Hurricane, Mima, Miami & Fanucci

I’ve now spent three days reading coverage of what my dad is breathlessly referring to as the “apocalyptic” situation on the west coast of Florida, following Hurricane Ian’s landing on Thursday. I live on the east coast of Florida and it might just as well’ve landed here and wrought the same havoc. Worst we would’ve seen since 1992.

I was a year old when Hurricane Andrew hit my childhood home and whipped the windows out by the frame and shat the roof. I have no memory of it but I have a distinct fear of post-apocalyptic movies that I think stems from some residual infant awareness of barren streets and shattered houses. A flat landscape and strangers in wet clothes crunching over ruins. The grownups around me all panicked. Plus I’ve grown up with the story, the home footage, the images: my family huddling in the master bathroom, mom and dad and older brother, plus my grandmother Wala, my great-grandmother Mima. 

It’s only as I write this post at 31 that I’m thinking back over the story and focusing primarily on what must’ve been Mima’s experience of the storm. She was born in 1909 (we remembered by noting that the Titanic sank when she was three) and while sitting through that storm, in her early 80s, was waaay beyond her generation’s 53.8-year life expectancy. Here she was in the Land of Opportunity with her family gathered together against all historical odds and meanwhile, outside, the sound of wind outside like a train in the street. Probably she’s thinking this is it. She’s going to die here. That the ceiling will fall in or some projectile pierce the wall. Dreading some violent death at so late an age. 

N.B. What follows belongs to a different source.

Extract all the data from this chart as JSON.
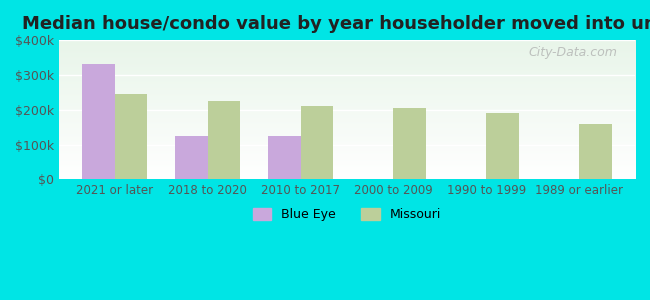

This after living through two revolutions in Cuba. She sat through the first World War and was grateful when it ended and then who knows what she must’ve thought when Germany said, “No wait, again.” Something disbelieving, I’m sure. Probably thought the same thing when it was over. Some 80 million people dead, depending on your source. About 3% of the world’s population. 

Not her, though. 

And here’s how it ends. Next to a bathtub with a mattress on it. Outside the bathroom door there’s creaking and breaking and alarms in the street and the wet twinkly crunch of windows getting sucked from the wall and thrown to the sky. Thinking maybe she’ll survive but then imagining the wasteland. No medicine. No shelter. Guys rolling by in trucks selling three-quarter jars of Jiffy for $15. Everybody with guns, eyeballing neighbors, worried about looters. Total dark at night and stars above Miami for the first time in years. Flashlights bleating. Every mattress is wet.

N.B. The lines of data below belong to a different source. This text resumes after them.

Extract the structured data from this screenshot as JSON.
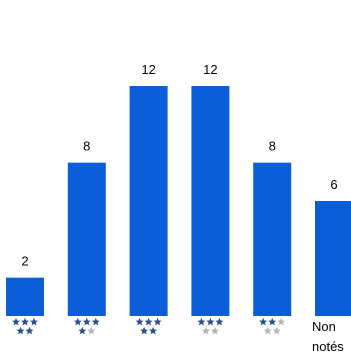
{
  "chart_data": {
    "type": "bar",
    "categories": [
      "★★★★★",
      "★★★★☆",
      "★★★★★",
      "★★★☆☆",
      "★★☆☆☆",
      "Non notés"
    ],
    "stars": [
      5,
      4,
      5,
      3,
      2,
      null
    ],
    "values": [
      2,
      8,
      12,
      12,
      8,
      6
    ],
    "data_labels": [
      "2",
      "8",
      "12",
      "12",
      "8",
      "6"
    ],
    "last_label_lines": [
      "Non",
      "notés"
    ],
    "ylim": [
      0,
      12
    ],
    "grid": false,
    "legend": "none",
    "colors": {
      "bar": "#0b5ed7",
      "star_filled": "#2f4f8a",
      "star_empty": "#b5b5b5",
      "text": "#000000"
    }
  }
}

When I got out of college I worked for a while at a ghostwriting firm whose founder was recovering from brain surgery. He’d had a tumor removed from his frontal lobe, which governs things like language and critical thinking and temperament. We were on the phone one day as he was coming out of Starbucks and he screamed fuck and goddamn it and banged his steering wheel and chucked something at the dash. He huffed and puffed and a silence endured and he said, “I asked them to put half butter on my bagel, half cream cheese.” His breathing got deep and slow and you could hear the size of his nostrils and he screamed, “They did the whole thing cream cheese!” 

Then he caught himself. 

And sighed. 

“First brain cancer,” he grumbled, “now this.”  

Hurricane Andrew might well have been a mustached neighborhood villain a la Don Fanucci, the way everybody muttered the name for the next twenty years and rolled their eyes and sighed to remember the fallout. Hurricane Katrina happened when I was a freshman in high school and we lost power for a long time and every tree in the neighborhood assumed a different position but it wasn’t nearly so bad. After a week without power my family went to a hotel and we watched CNN’s coverage of what Katrina’d gone on to do in New Orleans and I remember the whole adventure being very quiet. I bought two James Patterson novels from a used bookstore and spent those days reading them in the hotel lobby.

Doesn’t have much to do with horror movies or novels but when I think of occasions when I looked at a TV screen and was really frightened I can’t remember a movie that compares.